If you only have a small amount of training data, you may be able to do what you want with fine tuning training, but currently only the old gpt-3 model (davinci) is supported for fine tuning. OpenAI has indicated they will roll out some kind of support for fine tuning of gpt-3.5 and gpt-4 later this year.

Finally, if all you need to do is prompting the model with different data for different topics, you may be able to use the longer models (gpt-3.5-turbo-16k and gpt-4-32k) prompt-seeded with the appropriate document for the appropriate topic, depending on how much data you need.

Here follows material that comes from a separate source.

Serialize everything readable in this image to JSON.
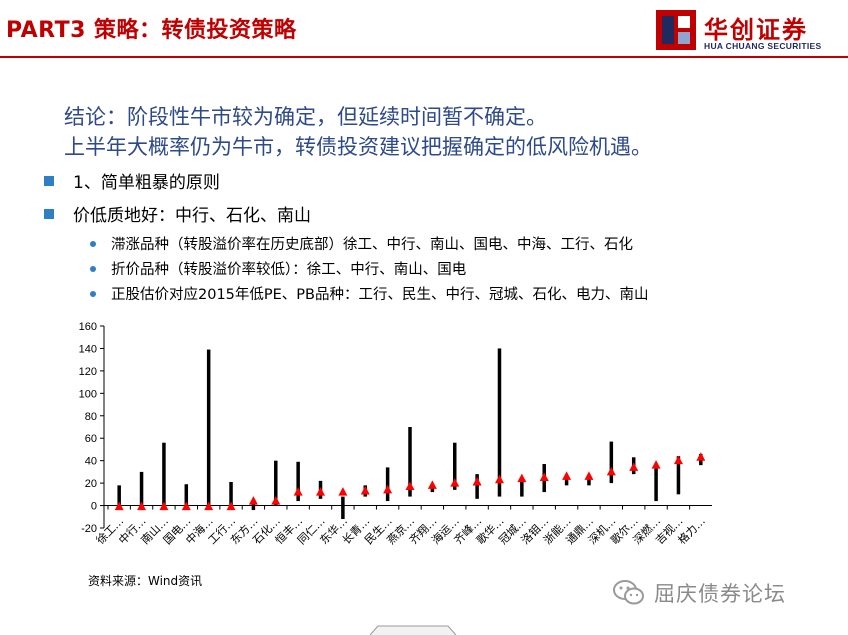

Anyway, when doing foundation model training (which you can do with open source models like MPT-30B) you can say “this relates to quantum mechanics” and “this relates to Mesopotamian art” just fine. You’ll bundle up all the different training documents and build them into one big dataset, and the model will be trained on all the different kinds, and hopefully learn to select the right base data for the appropriate context. (An alternative is to train different models for different topics.) Also note that foundation training requires billions of input tokens and hundreds of thousands or millions of dollars of machine time.

When doing fine tuning, you can somewhat do the same thing, but your success may vary. It might be better to go with multiple separately fine-tuned models that way. Fine-tuning can be done on “thousands to millions” of tokens, and typically cost “hundreds to thousands” of dollars.